Lauri Ulvestad raced in and out of traffic, swerving into grassy medians along the way for 35 minutes, according to media reports. (See attached video.)
She called 911 for help, and on the call she can be heard saying: "I'm coming up on a bunch of cars. I'm so scared."
-- Has this ever happened to you? If so, what advice would you give to others on keeping calm and getting control of their vehicle.
In 2009 and 2010 Toyoto issued a recall related to this very issue, and in a two-month span, there were 4.2 million vehicles included.
The vehicle involved in the Missouri incident is a 2011 Kia Sorento SUV.

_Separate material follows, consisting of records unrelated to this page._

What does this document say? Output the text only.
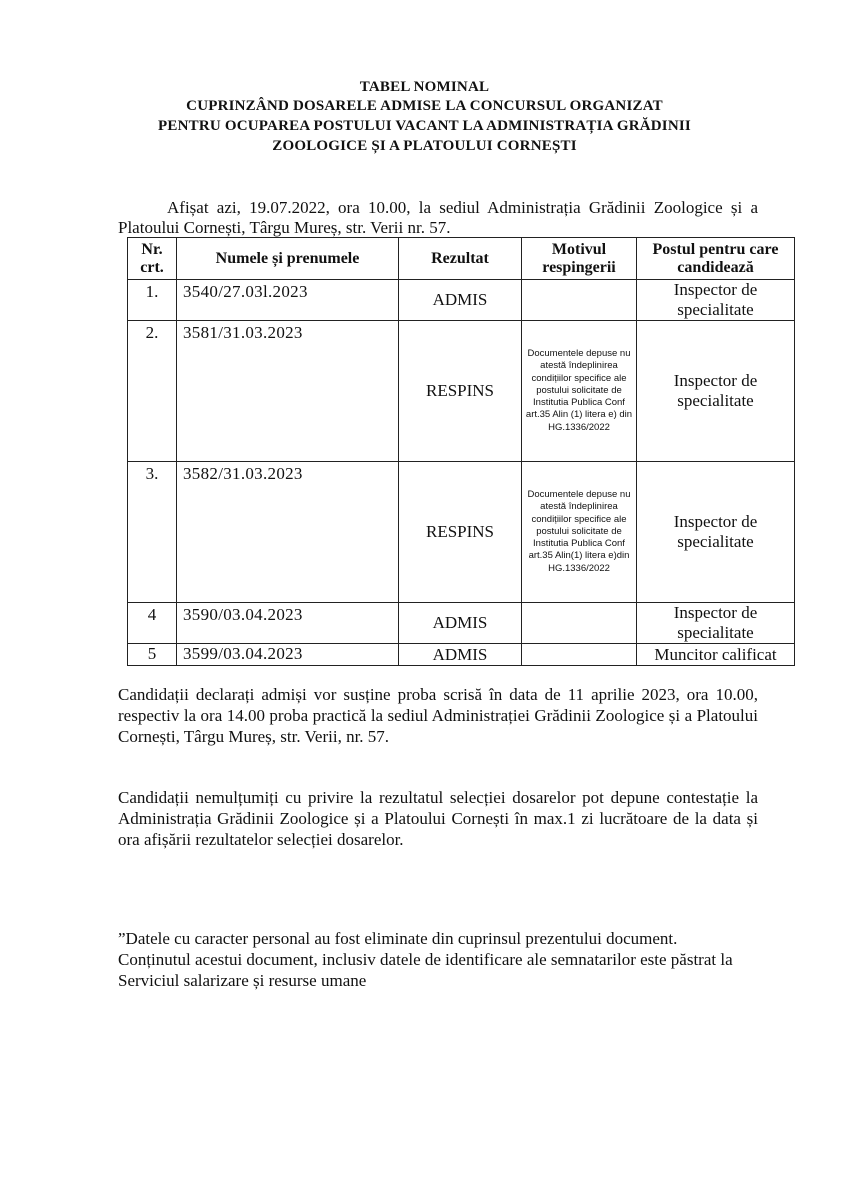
TABEL NOMINAL
CUPRINZÂND DOSARELE ADMISE LA CONCURSUL ORGANIZAT
PENTRU OCUPAREA POSTULUI VACANT LA ADMINISTRAȚIA GRĂDINII
ZOOLOGICE ȘI A PLATOULUI CORNEȘTI
Afișat azi, 19.07.2022, ora 10.00, la sediul Administrația Grădinii Zoologice și a Platoului Cornești, Târgu Mureș, str. Verii nr. 57.
Nr. crt.	Numele și prenumele	Rezultat	Motivul respingerii	Postul pentru care candidează
1.	3540/27.03l.2023	ADMIS		Inspector de specialitate
2.	3581/31.03.2023	RESPINS	Documentele depuse nu atestă îndeplinirea condițiilor specifice ale postului solicitate de Institutia Publica Conf art.35 Alin (1) litera e) din HG.1336/2022	Inspector de specialitate
3.	3582/31.03.2023	RESPINS	Documentele depuse nu atestă îndeplinirea condițiilor specifice ale postului solicitate de Institutia Publica Conf art.35 Alin(1) litera e)din HG.1336/2022	Inspector de specialitate
4	3590/03.04.2023	ADMIS		Inspector de specialitate
5	3599/03.04.2023	ADMIS		Muncitor calificat
Candidații declarați admiși vor susține proba scrisă în data de 11 aprilie 2023, ora 10.00, respectiv la ora 14.00 proba practică la sediul Administrației Grădinii Zoologice și a Platoului Cornești, Târgu Mureș, str. Verii, nr. 57.
Candidații nemulțumiți cu privire la rezultatul selecției dosarelor pot depune contestație la Administrația Grădinii Zoologice și a Platoului Cornești în max.1 zi lucrătoare de la data și ora afișării rezultatelor selecției dosarelor.
”Datele cu caracter personal au fost eliminate din cuprinsul prezentului document. Conținutul acestui document, inclusiv datele de identificare ale semnatarilor este păstrat la Serviciul salarizare și resurse umane
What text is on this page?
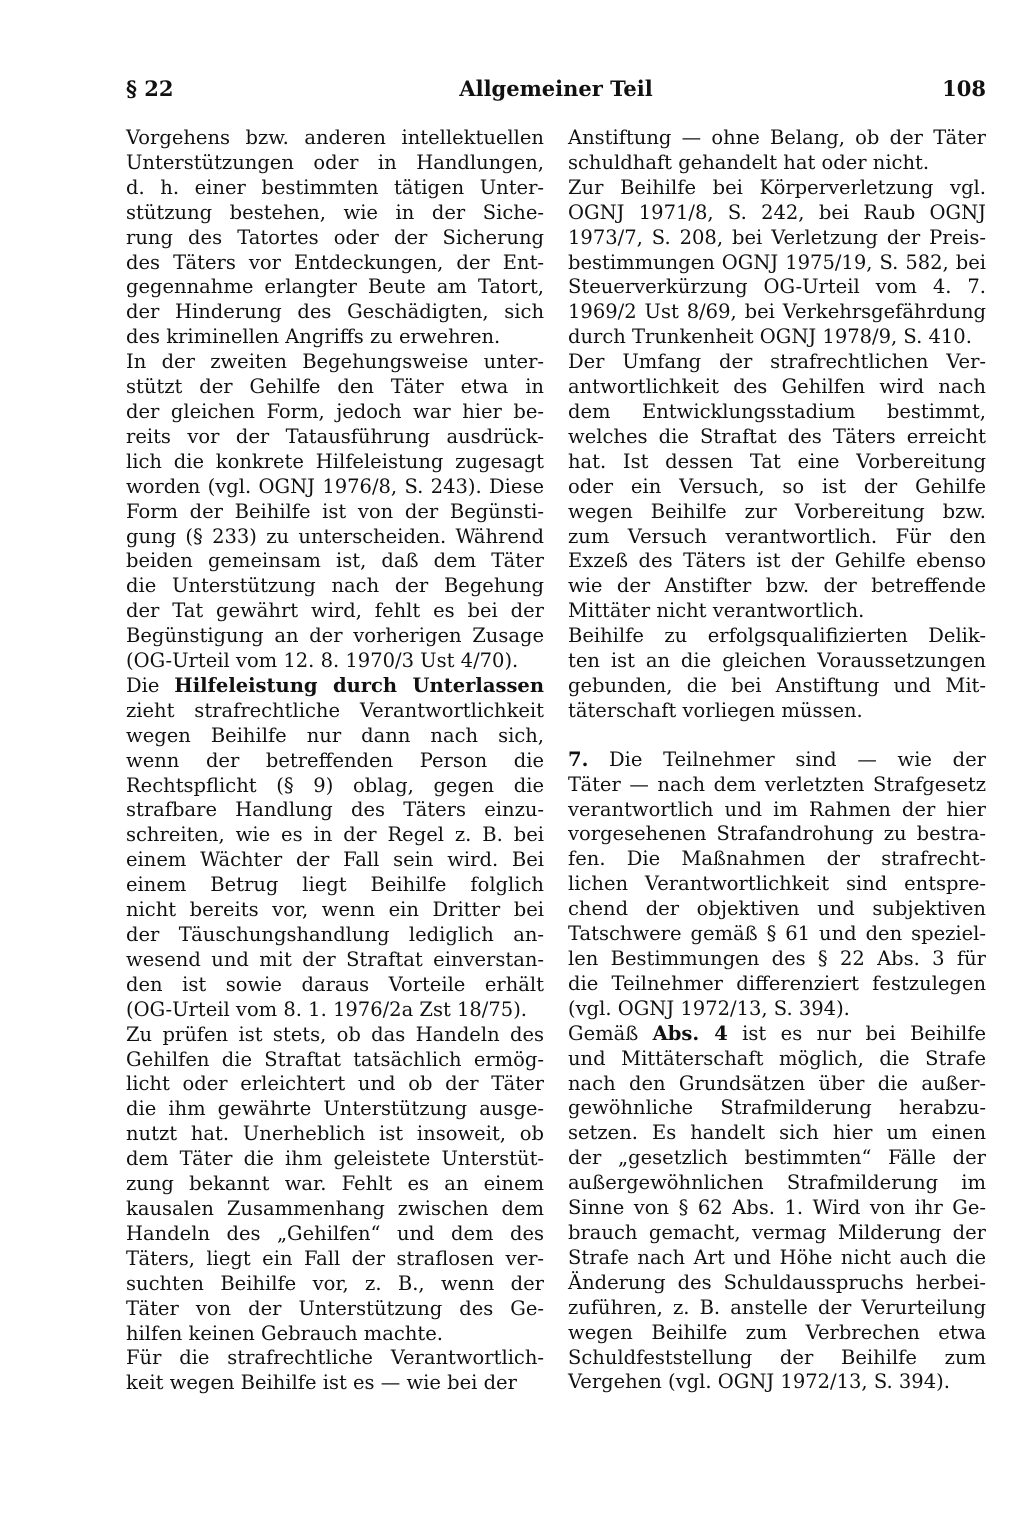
Allgemeiner Teil
§ 22	108
Vorgehens bzw. anderen intellektuellen
Unterstützungen oder in Handlungen,
d. h. einer bestimmten tätigen Unter-
stützung bestehen, wie in der Siche-
rung des Tatortes oder der Sicherung
des Täters vor Entdeckungen, der Ent-
gegennahme erlangter Beute am Tatort,
der Hinderung des Geschädigten, sich
des kriminellen Angriffs zu erwehren.
In der zweiten Begehungsweise unter-
stützt der Gehilfe den Täter etwa in
der gleichen Form, jedoch war hier be-
reits vor der Tatausführung ausdrück-
lich die konkrete Hilfeleistung zugesagt
worden (vgl. OGNJ 1976/8, S. 243). Diese
Form der Beihilfe ist von der Begünsti-
gung (§ 233) zu unterscheiden. Während
beiden gemeinsam ist, daß dem Täter
die Unterstützung nach der Begehung
der Tat gewährt wird, fehlt es bei der
Begünstigung an der vorherigen Zusage
(OG-Urteil vom 12. 8. 1970/3 Ust 4/70).
Die Hilfeleistung durch Unterlassen
zieht strafrechtliche Verantwortlichkeit
wegen Beihilfe nur dann nach sich,
wenn der betreffenden Person die
Rechtspflicht (§ 9) oblag, gegen die
strafbare Handlung des Täters einzu-
schreiten, wie es in der Regel z. B. bei
einem Wächter der Fall sein wird. Bei
einem Betrug liegt Beihilfe folglich
nicht bereits vor, wenn ein Dritter bei
der Täuschungshandlung lediglich an-
wesend und mit der Straftat einverstan-
den ist sowie daraus Vorteile erhält
(OG-Urteil vom 8. 1. 1976/2a Zst 18/75).
Zu prüfen ist stets, ob das Handeln des
Gehilfen die Straftat tatsächlich ermög-
licht oder erleichtert und ob der Täter
die ihm gewährte Unterstützung ausge-
nutzt hat. Unerheblich ist insoweit, ob
dem Täter die ihm geleistete Unterstüt-
zung bekannt war. Fehlt es an einem
kausalen Zusammenhang zwischen dem
Handeln des „Gehilfen“ und dem des
Täters, liegt ein Fall der straflosen ver-
suchten Beihilfe vor, z. B., wenn der
Täter von der Unterstützung des Ge-
hilfen keinen Gebrauch machte.
Für die strafrechtliche Verantwortlich-
keit wegen Beihilfe ist es — wie bei der
Anstiftung — ohne Belang, ob der Täter
schuldhaft gehandelt hat oder nicht.
Zur Beihilfe bei Körperverletzung vgl.
OGNJ 1971/8, S. 242, bei Raub OGNJ
1973/7, S. 208, bei Verletzung der Preis-
bestimmungen OGNJ 1975/19, S. 582, bei
Steuerverkürzung OG-Urteil vom 4. 7.
1969/2 Ust 8/69, bei Verkehrsgefährdung
durch Trunkenheit OGNJ 1978/9, S. 410.
Der Umfang der strafrechtlichen Ver-
antwortlichkeit des Gehilfen wird nach
dem Entwicklungsstadium bestimmt,
welches die Straftat des Täters erreicht
hat. Ist dessen Tat eine Vorbereitung
oder ein Versuch, so ist der Gehilfe
wegen Beihilfe zur Vorbereitung bzw.
zum Versuch verantwortlich. Für den
Exzeß des Täters ist der Gehilfe ebenso
wie der Anstifter bzw. der betreffende
Mittäter nicht verantwortlich.
Beihilfe zu erfolgsqualifizierten Delik-
ten ist an die gleichen Voraussetzungen
gebunden, die bei Anstiftung und Mit-
täterschaft vorliegen müssen.
7. Die Teilnehmer sind — wie der
Täter — nach dem verletzten Strafgesetz
verantwortlich und im Rahmen der hier
vorgesehenen Strafandrohung zu bestra-
fen. Die Maßnahmen der strafrecht-
lichen Verantwortlichkeit sind entspre-
chend der objektiven und subjektiven
Tatschwere gemäß § 61 und den speziel-
len Bestimmungen des § 22 Abs. 3 für
die Teilnehmer differenziert festzulegen
(vgl. OGNJ 1972/13, S. 394).
Gemäß Abs. 4 ist es nur bei Beihilfe
und Mittäterschaft möglich, die Strafe
nach den Grundsätzen über die außer-
gewöhnliche Strafmilderung herabzu-
setzen. Es handelt sich hier um einen
der „gesetzlich bestimmten“ Fälle der
außergewöhnlichen Strafmilderung im
Sinne von § 62 Abs. 1. Wird von ihr Ge-
brauch gemacht, vermag Milderung der
Strafe nach Art und Höhe nicht auch die
Änderung des Schuldausspruchs herbei-
zuführen, z. B. anstelle der Verurteilung
wegen Beihilfe zum Verbrechen etwa
Schuldfeststellung der Beihilfe zum
Vergehen (vgl. OGNJ 1972/13, S. 394).
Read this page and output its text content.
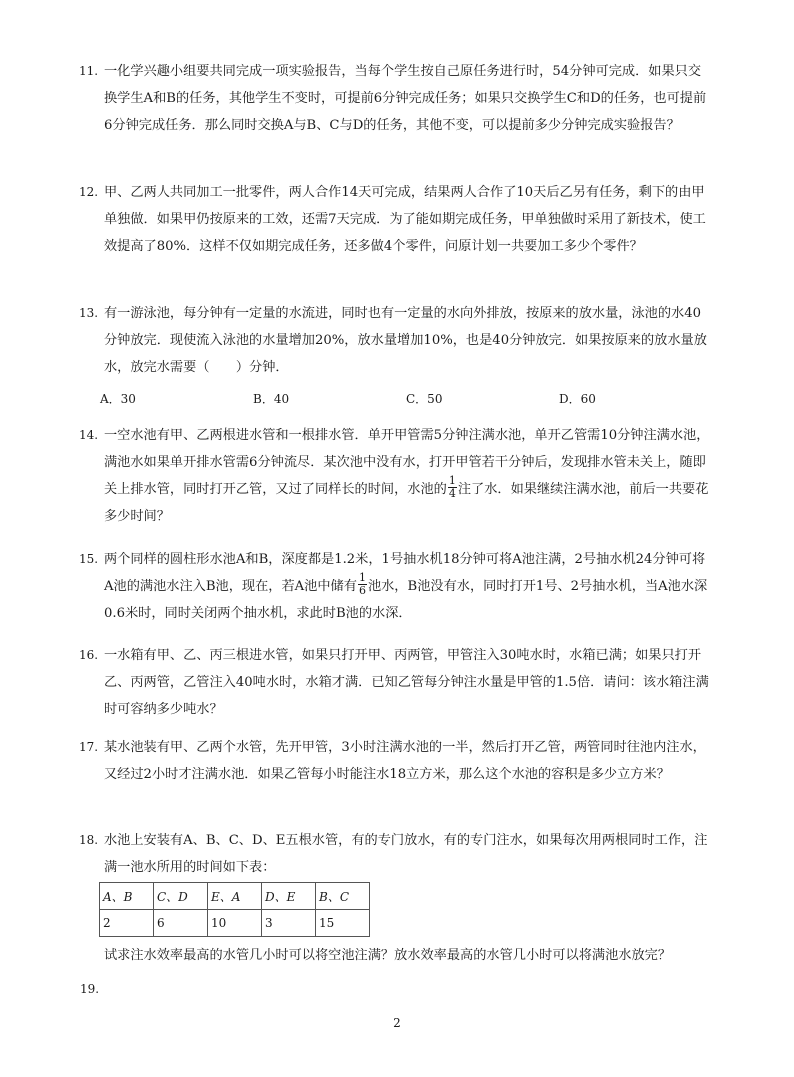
11. 一化学兴趣小组要共同完成一项实验报告，当每个学生按自己原任务进行时，54分钟可完成．如果只交换学生A和B的任务，其他学生不变时，可提前6分钟完成任务；如果只交换学生C和D的任务，也可提前6分钟完成任务．那么同时交换A与B、C与D的任务，其他不变，可以提前多少分钟完成实验报告？
12. 甲、乙两人共同加工一批零件，两人合作14天可完成，结果两人合作了10天后乙另有任务，剩下的由甲单独做．如果甲仍按原来的工效，还需7天完成．为了能如期完成任务，甲单独做时采用了新技术，使工效提高了80%．这样不仅如期完成任务，还多做4个零件，问原计划一共要加工多少个零件？
13. 有一游泳池，每分钟有一定量的水流进，同时也有一定量的水向外排放，按原来的放水量，泳池的水40分钟放完．现使流入泳池的水量增加20%，放水量增加10%，也是40分钟放完．如果按原来的放水量放水，放完水需要（　　）分钟．
A．30	B．40	C．50	D．60
14. 一空水池有甲、乙两根进水管和一根排水管．单开甲管需5分钟注满水池，单开乙管需10分钟注满水池，满池水如果单开排水管需6分钟流尽．某次池中没有水，打开甲管若干分钟后，发现排水管未关上，随即关上排水管，同时打开乙管，又过了同样长的时间，水池的 $\frac{1}{4}$ 注了水．如果继续注满水池，前后一共要花多少时间？
15. 两个同样的圆柱形水池A和B，深度都是1.2米，1号抽水机18分钟可将A池注满，2号抽水机24分钟可将A池的满池水注入B池，现在，若A池中储有 $\frac{1}{6}$ 池水，B池没有水，同时打开1号、2号抽水机，当A池水深0.6米时，同时关闭两个抽水机，求此时B池的水深．
16. 一水箱有甲、乙、丙三根进水管，如果只打开甲、丙两管，甲管注入30吨水时，水箱已满；如果只打开乙、丙两管，乙管注入40吨水时，水箱才满．已知乙管每分钟注水量是甲管的1.5倍．请问：该水箱注满时可容纳多少吨水？
17. 某水池装有甲、乙两个水管，先开甲管，3小时注满水池的一半，然后打开乙管，两管同时往池内注水，又经过2小时才注满水池．如果乙管每小时能注水18立方米，那么这个水池的容积是多少立方米？
18. 水池上安装有A、B、C、D、E五根水管，有的专门放水，有的专门注水，如果每次用两根同时工作，注满一池水所用的时间如下表：
A、B	C、D	E、A	D、E	B、C
2	6	10	3	15
试求注水效率最高的水管几小时可以将空池注满？放水效率最高的水管几小时可以将满池水放完？
19.
2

In Ulvestad's case, pulling up on the accelerator while pressing firmly down on the brake finally did the trick, according to media reports. (This is what I had to do.) To get the engine to shut off in the Missouri incident, the battery had to be eventually disconnected.
In most cases: First, press and hold the brakes and shift the transmission into neutral. Then, use your brakes (hold the brakes down with exceptionally more force than you normally would) to bring the car to a stop on the side of the road and shut off the engine. Shift the car into park."In every car, the brakes are more powerful than the engine, so eventually the brakes will win," Popular Mehanics reported.
Do not pump your breaks, though you may be tempted. This could actually make it more difficult to stop a vehicle that is speeding out of control. Engineers found that pumping the brakes could cause the system to lose its power assist.
Be aware that if you have to turn off the engine while still moving, that it could be more dangerous than shifting into neutral because you could lose the power steering. In modern vehicles with a push-button ignition, engineers advised motorists to hold the button in for about 3 seconds before the engine shuts off. This could take a while for the engine to completely cruise to a stop.